Em teoria, Raphinha assumiu a posição que antes era de Rodrygo, que tinha um estilo de jogo mais flutuante, quase como um camisa 10. No entanto, os dois têm características bem diferentes. Ancelotti mesmo comentou sobre isso após a partida contra o Panamá, indicando que Raphinha deve atuar como meia central no próximo jogo contra o Egito. Essa mudança também destaca a importância de Rodrygo para a equipe.
Na vitória recente contra o Panamá, Raphinha atuou como um falso nove por 45 minutos. Ele circulava pela área, se aproximando dos zagueiros adversários e se posicionando para receber passes. Mesmo sem brilhar na partida, sua atuação teve a ver com o desempenho coletivo da seleção, que não foi dos melhores no primeiro tempo. O time teve dificuldades em manter a posse e sofreu com as longas posses de bola do Panamá.
Ancelotti elogiou a velocidade de Raphinha em atacar a defesa adversária. Ele destacou que o jogador é, sem dúvida, um dos melhores do mundo nesse aspecto. Para o técnico, o ideal é que Raphinha jogue próximo da linha de defesa dos oponentes, onde pode explorar sua habilidade de se infiltrar. Apesar de Raphinha também ter potencial para jogar de forma mais associativa, seu forte mesmo é em jogadas rápidas e incisivas. Nas últimas duas temporadas, ele marcou 55 gols jogando pelo Barcelona.
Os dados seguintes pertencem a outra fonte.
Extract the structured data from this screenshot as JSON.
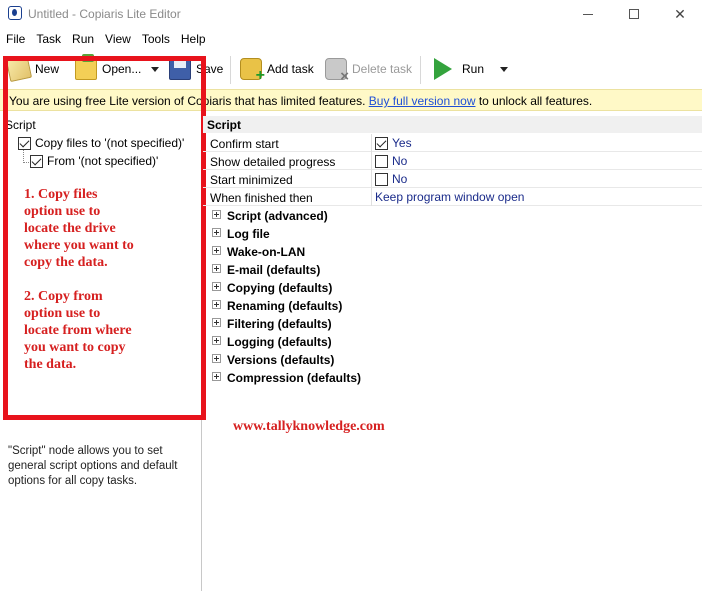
{
  "window": {
    "title": "Untitled - Copiaris Lite Editor"
  },
  "menu": [
    "File",
    "Task",
    "Run",
    "View",
    "Tools",
    "Help"
  ],
  "toolbar": {
    "new_label": "New",
    "open_label": "Open...",
    "save_label": "Save",
    "add_task_label": "Add task",
    "delete_task_label": "Delete task",
    "run_label": "Run"
  },
  "banner": {
    "pre": "You are using free Lite version of Copiaris that has limited features.",
    "link": "Buy full version now",
    "post": "to unlock all features."
  },
  "tree": {
    "root": "Script",
    "task": "Copy files to '(not specified)'",
    "source": "From '(not specified)'"
  },
  "annotation": {
    "note1": [
      "1. Copy files",
      "option use to",
      "locate the drive",
      "where you want to",
      "copy the data."
    ],
    "note2": [
      "2. Copy from",
      "option use to",
      "locate from where",
      "you want to copy",
      "the data."
    ]
  },
  "help_text": "\"Script\" node allows you to set general script options and default options for all copy tasks.",
  "properties": {
    "header": "Script",
    "rows": [
      {
        "name": "Confirm start",
        "value": "Yes",
        "checked": true
      },
      {
        "name": "Show detailed progress",
        "value": "No",
        "checked": false
      },
      {
        "name": "Start minimized",
        "value": "No",
        "checked": false
      },
      {
        "name": "When finished then",
        "value": "Keep program window open"
      }
    ],
    "sections": [
      "Script (advanced)",
      "Log file",
      "Wake-on-LAN",
      "E-mail (defaults)",
      "Copying (defaults)",
      "Renaming (defaults)",
      "Filtering (defaults)",
      "Logging (defaults)",
      "Versions (defaults)",
      "Compression (defaults)"
    ]
  },
  "watermark": "www.tallyknowledge.com",
  "colors": {
    "accent_link": "#1f4fd6",
    "annotation_red": "#d62020",
    "banner_bg": "#fff9c7"
  }
}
Em contraste, Rodrygo tem um estilo diferente que dificulta sua substituição. Ele se destaca pela qualidade nos passes curtos e pela movimentação, o que faz dele um atacante que poderia atuar como meia. Sob a orientação de Ancelotti, Rodrygo flutuava pelo campo, aparecendo no ataque e criando oportunidades, mas sua presença na área era menos frequente. Essa combinação de habilidades torna seu perfil único e difícil de ser replicado.
Com a possibilidade de Raphinha jogar como um meia central na partida contra o Egito, Ancelotti realizou algumas mudanças na escalação. Durante o segundo treino nos Estados Unidos, ele fez cinco alterações em relação ao time que enfrentou o Panamá, colocando Igor Thiago como centroavante e deslocando Raphinha para atuar mais atrás. Lucas Paquetá jogará pela ponta direita, enquanto Wesley e Vinícius Júnior completarão a linha de ataque.
Essa não é a primeira vez que Raphinha atua como meia sob a orientação de Ancelotti. Ele já havia desempenhado essa função em um jogo anterior contra o Chile, onde teve uma boa atuação, ajudando na criação de jogadas e finalizando com qualidade. O técnico italiano parece ter grandes expectativas para o próximo jogo, esperando que Raphinha possa corresponder e minimizar a falta de Rodrygo.
A provável escalação do Brasil contra o Egito é Alisson; Wesley, Marquinhos, Gabriel Magalhães e Douglas Santos; Casemiro, Bruno Guimarães e Lucas Paquetá; Raphinha, Vinícius Júnior e Igor Thiago.